Worthy of further emphasis and the essence of the articles is the issue of TCAR adoption, which is in fact sporadic among the community of vascular surgeons. Obviously, this is partly related to regulatory considerations because both the ROADSTER studies and the TCAR Surveillance Project (wherein participation in VQI is required) are limited to high-risk patients. As emphasized by Dr. Aranson, VQI data indicate that overall results with CEA in this patient subgroup are inferior to CREST results, for example, and many cumulative series of CEA, including those published by our group. Obviously, it is a powerful statement that the admirable results with TCAR to date have been achieved in high-risk patients; further prospective studies in average risk patients are imminent and it is hoped that the TCAR Surveillance Project will be expanded to these patients as well. Finally, it is abundantly clear to this author, that in the important realm of patient-centered outcomes, TCAR will prove to be the preferred revascularization strategy in many, if not most, patients.
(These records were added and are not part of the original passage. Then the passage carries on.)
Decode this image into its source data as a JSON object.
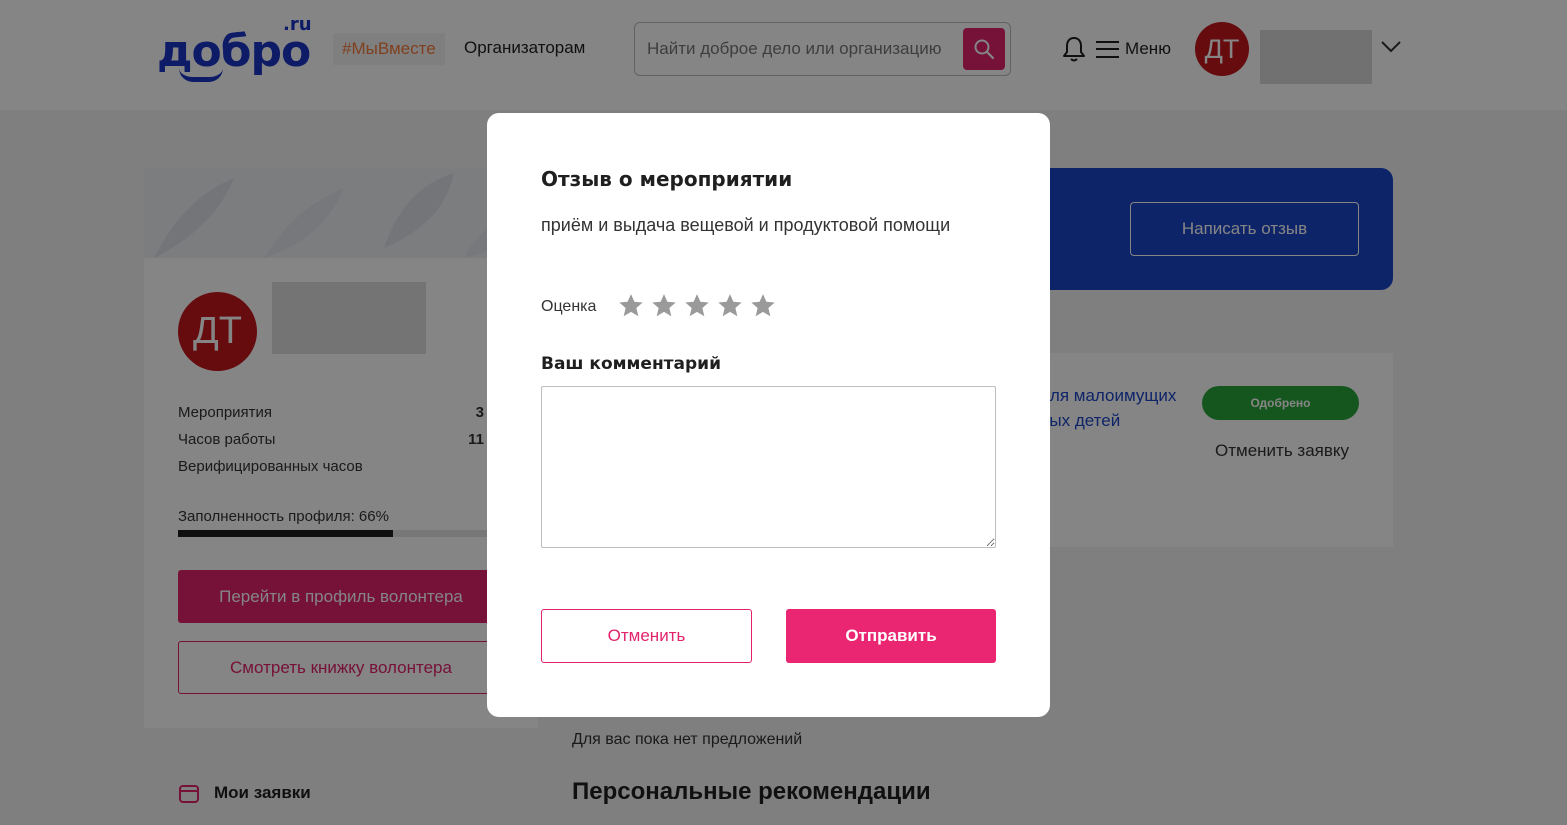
{
  "header": {
    "logo_text": "добро",
    "logo_suffix": ".ru",
    "tag": "#МыВместе",
    "organizers_link": "Организаторам",
    "search_placeholder": "Найти доброе дело или организацию",
    "menu_label": "Меню",
    "avatar_initials": "ДТ",
    "icons": [
      "search-icon",
      "bell-icon",
      "hamburger-icon",
      "chevron-down-icon"
    ]
  },
  "profile": {
    "avatar_initials": "ДТ",
    "stats": [
      {
        "label": "Мероприятия",
        "value": "3"
      },
      {
        "label": "Часов работы",
        "value": "11"
      },
      {
        "label": "Верифицированных часов",
        "value": ""
      }
    ],
    "completion_label": "Заполненность профиля: 66%",
    "completion_percent": 66,
    "go_profile_button": "Перейти в профиль волонтера",
    "view_book_button": "Смотреть книжку волонтера"
  },
  "sidebar": {
    "my_requests": "Мои заявки"
  },
  "main": {
    "write_review_button": "Написать отзыв",
    "application": {
      "title_line1": "для малоимущих",
      "title_line2": "ных детей",
      "status": "Одобрено",
      "cancel_link": "Отменить заявку"
    },
    "no_offers": "Для вас пока нет предложений",
    "recommendations_title": "Персональные рекомендации"
  },
  "modal": {
    "title": "Отзыв о мероприятии",
    "event_name": "приём и выдача вещевой и продуктовой помощи",
    "rating_label": "Оценка",
    "rating_max": 5,
    "rating_value": 0,
    "comment_label": "Ваш комментарий",
    "comment_value": "",
    "cancel_button": "Отменить",
    "submit_button": "Отправить"
  },
  "colors": {
    "brand_blue": "#1c36c8",
    "accent_pink": "#e3226c",
    "avatar_red": "#c4161c",
    "success_green": "#2aa63a",
    "star_gray": "#9a9a9a"
  }
}
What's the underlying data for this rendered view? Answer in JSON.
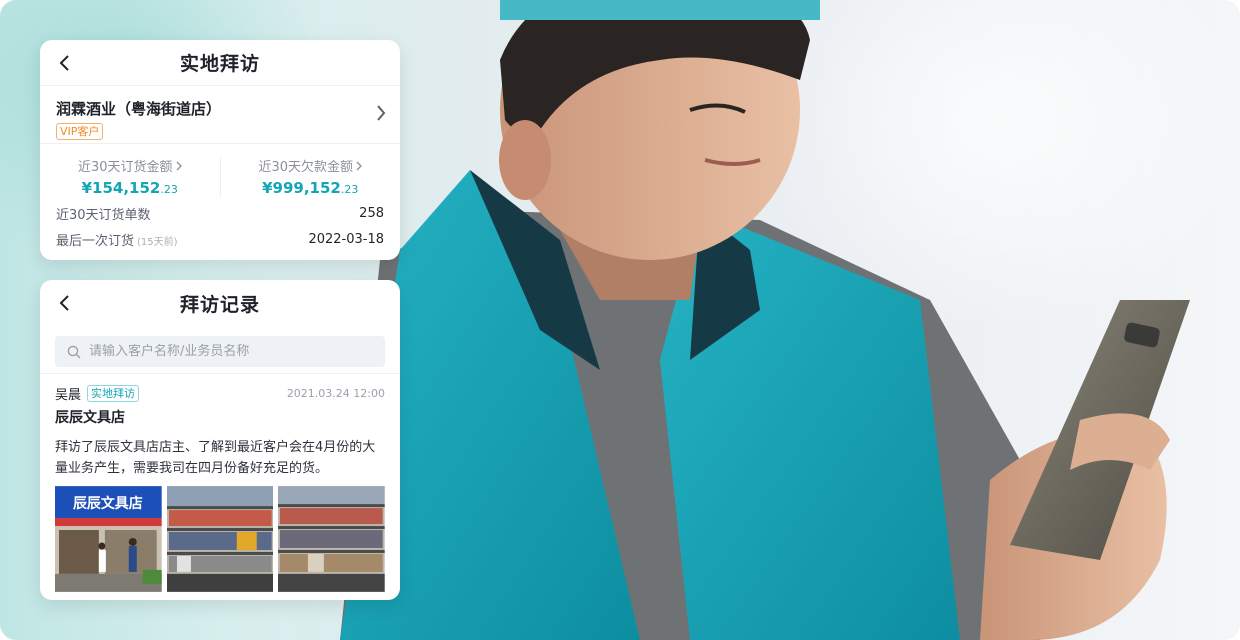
{
  "visit_card": {
    "title": "实地拜访",
    "store": {
      "name": "润霖酒业（粤海街道店）",
      "badge": "VIP客户"
    },
    "stats": [
      {
        "label": "近30天订货金额",
        "currency": "¥",
        "integer": "154,152",
        "decimal": ".23"
      },
      {
        "label": "近30天欠款金额",
        "currency": "¥",
        "integer": "999,152",
        "decimal": ".23"
      }
    ],
    "order_count": {
      "label": "近30天订货单数",
      "value": "258"
    },
    "last_order": {
      "label": "最后一次订货",
      "hint": "(15天前)",
      "value": "2022-03-18"
    }
  },
  "records_card": {
    "title": "拜访记录",
    "search": {
      "placeholder": "请输入客户名称/业务员名称",
      "value": ""
    },
    "record": {
      "person": "吴晨",
      "tag": "实地拜访",
      "time": "2021.03.24 12:00",
      "store": "辰辰文具店",
      "text": "拜访了辰辰文具店店主、了解到最近客户会在4月份的大量业务产生，需要我司在四月份备好充足的货。",
      "storefront_sign": "辰辰文具店"
    }
  },
  "colors": {
    "accent": "#12a5b5",
    "vip": "#f08a24",
    "vest": "#1aa3b3"
  },
  "icons": [
    "back-arrow-icon",
    "chevron-right-icon",
    "search-icon"
  ]
}
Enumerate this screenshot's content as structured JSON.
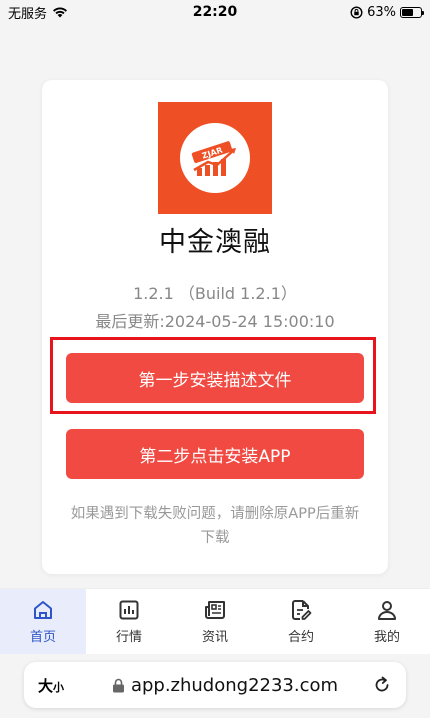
{
  "status_bar": {
    "carrier": "无服务",
    "time": "22:20",
    "battery_percent": "63%",
    "battery_level": 0.63
  },
  "app": {
    "icon_text": "ZJAR",
    "name": "中金澳融",
    "version": "1.2.1 （Build 1.2.1）",
    "updated": "最后更新:2024-05-24 15:00:10"
  },
  "buttons": {
    "step1": "第一步安装描述文件",
    "step2": "第二步点击安装APP"
  },
  "hint": "如果遇到下载失败问题，请删除原APP后重新下载",
  "tabs": [
    {
      "label": "首页",
      "icon": "home-icon",
      "active": true
    },
    {
      "label": "行情",
      "icon": "chart-icon",
      "active": false
    },
    {
      "label": "资讯",
      "icon": "news-icon",
      "active": false
    },
    {
      "label": "合约",
      "icon": "contract-icon",
      "active": false
    },
    {
      "label": "我的",
      "icon": "user-icon",
      "active": false
    }
  ],
  "browser": {
    "text_size_big": "大",
    "text_size_small": "小",
    "url": "app.zhudong2233.com"
  },
  "colors": {
    "brand_orange": "#ef4f24",
    "button_red": "#f04a43",
    "highlight_red": "#e8141b",
    "tab_active": "#2f56c8"
  }
}
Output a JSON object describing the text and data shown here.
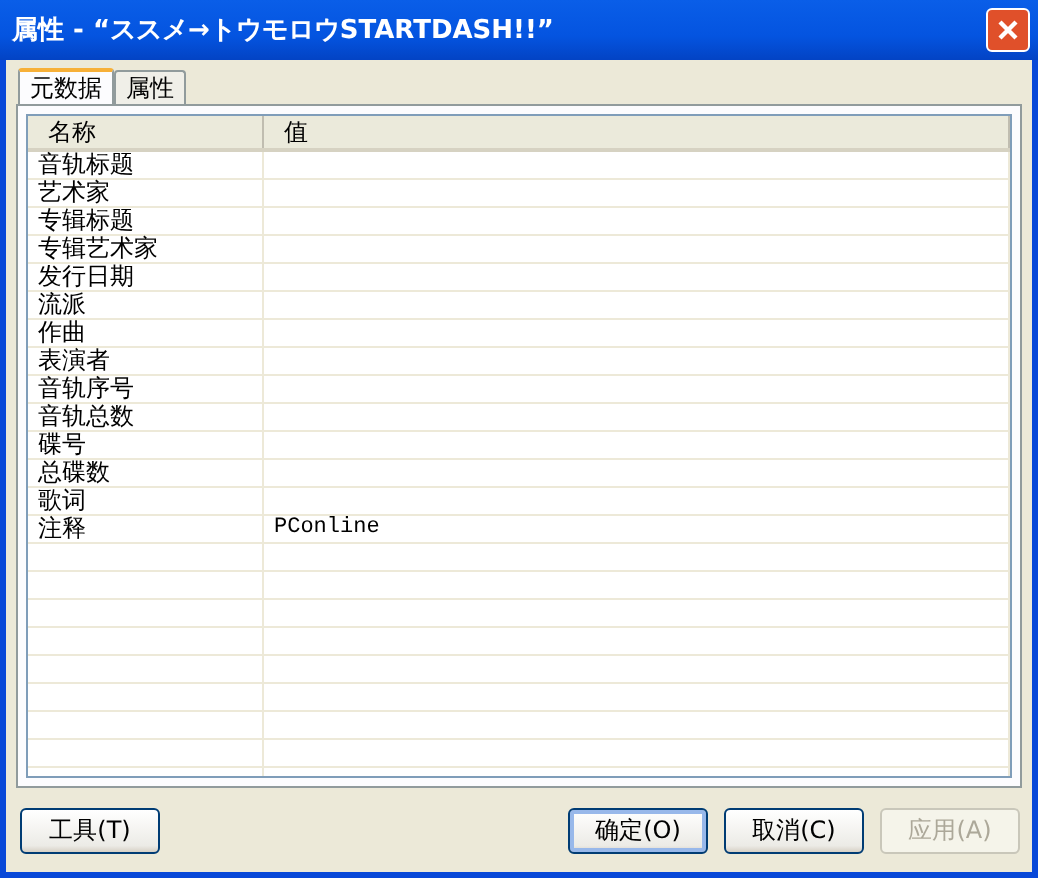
{
  "window": {
    "title": "属性 - “ススメ→トウモロウSTARTDASH!!”"
  },
  "tabs": [
    {
      "label": "元数据",
      "selected": true
    },
    {
      "label": "属性",
      "selected": false
    }
  ],
  "table": {
    "columns": [
      "名称",
      "值"
    ],
    "rows": [
      {
        "name": "音轨标题",
        "value": ""
      },
      {
        "name": "艺术家",
        "value": ""
      },
      {
        "name": "专辑标题",
        "value": ""
      },
      {
        "name": "专辑艺术家",
        "value": ""
      },
      {
        "name": "发行日期",
        "value": ""
      },
      {
        "name": "流派",
        "value": ""
      },
      {
        "name": "作曲",
        "value": ""
      },
      {
        "name": "表演者",
        "value": ""
      },
      {
        "name": "音轨序号",
        "value": ""
      },
      {
        "name": "音轨总数",
        "value": ""
      },
      {
        "name": "碟号",
        "value": ""
      },
      {
        "name": "总碟数",
        "value": ""
      },
      {
        "name": "歌词",
        "value": ""
      },
      {
        "name": "注释",
        "value": "PConline"
      }
    ]
  },
  "buttons": [
    {
      "label": "工具(T)",
      "disabled": false,
      "default": false
    },
    {
      "label": "确定(O)",
      "disabled": false,
      "default": true
    },
    {
      "label": "取消(C)",
      "disabled": false,
      "default": false
    },
    {
      "label": "应用(A)",
      "disabled": true,
      "default": false
    }
  ]
}
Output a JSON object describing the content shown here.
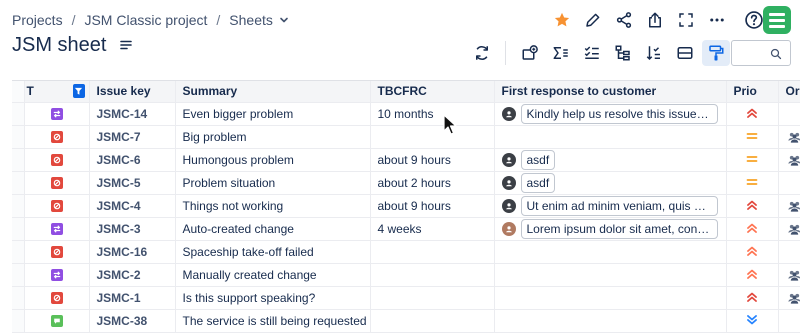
{
  "breadcrumb": {
    "items": [
      "Projects",
      "JSM Classic project",
      "Sheets"
    ],
    "separator": "/"
  },
  "page": {
    "title": "JSM sheet"
  },
  "colors": {
    "star": "#f79232",
    "logo": "#2fb061",
    "filter": "#0c66e4",
    "type_change": "#904ee2",
    "type_problem": "#e2483d",
    "type_request": "#5ac05a",
    "prio_highest": "#e2483d",
    "prio_high": "#ff7452",
    "prio_medium": "#f8a325",
    "prio_lowest": "#2684ff"
  },
  "top_actions": [
    "star-icon",
    "edit-icon",
    "share-icon",
    "export-icon",
    "fullscreen-icon",
    "more-icon",
    "help-icon"
  ],
  "toolbar": [
    "refresh-icon",
    "add-field-icon",
    "sum-icon",
    "checklist-icon",
    "hierarchy-icon",
    "sort-icon",
    "row-height-icon",
    "format-painter-icon",
    "search-icon"
  ],
  "table": {
    "columns": [
      "T",
      "Issue key",
      "Summary",
      "TBCFRC",
      "First response to customer",
      "Prio",
      "Org"
    ],
    "rows": [
      {
        "type": "change",
        "key": "JSMC-14",
        "summary": "Even bigger problem",
        "tbcfrc": "10 months",
        "response": "Kindly help us resolve this issue please",
        "avatar": "dark",
        "prio": "highest",
        "org": false
      },
      {
        "type": "problem",
        "key": "JSMC-7",
        "summary": "Big problem",
        "tbcfrc": "",
        "response": "",
        "avatar": "",
        "prio": "medium",
        "org": true
      },
      {
        "type": "problem",
        "key": "JSMC-6",
        "summary": "Humongous problem",
        "tbcfrc": "about 9 hours",
        "response": "asdf",
        "avatar": "dark",
        "prio": "medium",
        "org": true
      },
      {
        "type": "problem",
        "key": "JSMC-5",
        "summary": "Problem situation",
        "tbcfrc": "about 2 hours",
        "response": "asdf",
        "avatar": "dark",
        "prio": "medium",
        "org": false
      },
      {
        "type": "problem",
        "key": "JSMC-4",
        "summary": "Things not working",
        "tbcfrc": "about 9 hours",
        "response": "Ut enim ad minim veniam, quis nostrud",
        "avatar": "dark",
        "prio": "highest",
        "org": true
      },
      {
        "type": "change",
        "key": "JSMC-3",
        "summary": "Auto-created change",
        "tbcfrc": "4 weeks",
        "response": "Lorem ipsum dolor sit amet, consectetur",
        "avatar": "alt",
        "prio": "high",
        "org": true
      },
      {
        "type": "problem",
        "key": "JSMC-16",
        "summary": "Spaceship take-off failed",
        "tbcfrc": "",
        "response": "",
        "avatar": "",
        "prio": "high",
        "org": false
      },
      {
        "type": "change",
        "key": "JSMC-2",
        "summary": "Manually created change",
        "tbcfrc": "",
        "response": "",
        "avatar": "",
        "prio": "high",
        "org": true
      },
      {
        "type": "problem",
        "key": "JSMC-1",
        "summary": "Is this support speaking?",
        "tbcfrc": "",
        "response": "",
        "avatar": "",
        "prio": "highest",
        "org": true
      },
      {
        "type": "request",
        "key": "JSMC-38",
        "summary": "The service is still being requested",
        "tbcfrc": "",
        "response": "",
        "avatar": "",
        "prio": "lowest",
        "org": false
      }
    ]
  }
}
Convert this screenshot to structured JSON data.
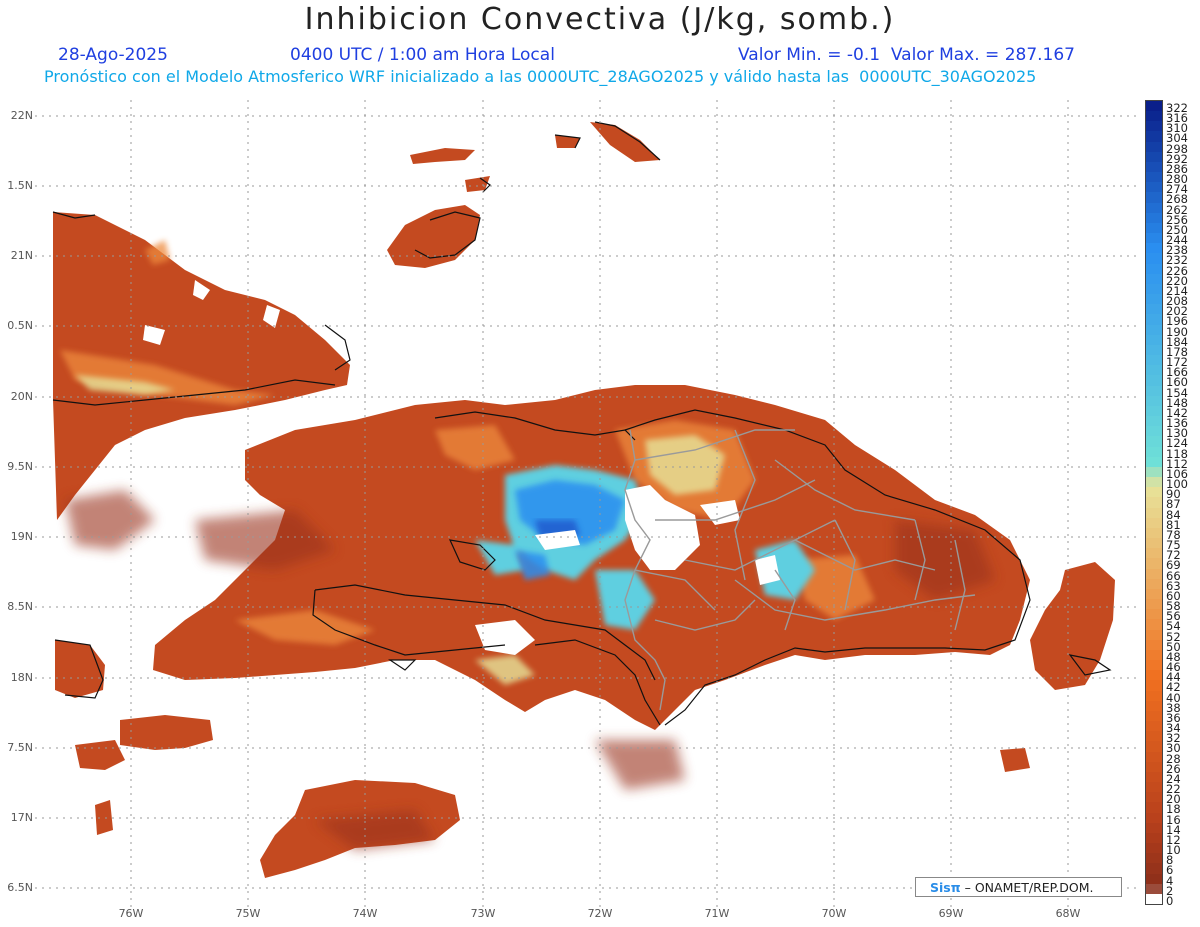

1. Columbo JA, Martinez-Camblor P, O’Malley AJ, et al. Association of adoption of transcarotid artery revascularization with center-level perioperative outcomes. JAMA Netw Open. 2021;4. doi: 10.1001/jamanetworkopen.2020.37885
2. Schermerhorn ML, Liang P, Eldrup-Jorgensen, J et al. Association of transcarotid artery revascularization vs. transfemoral carotid artery stenting with stroke or death among patients with carotid artery stenosis. JAMA.2019;322:2312-2322.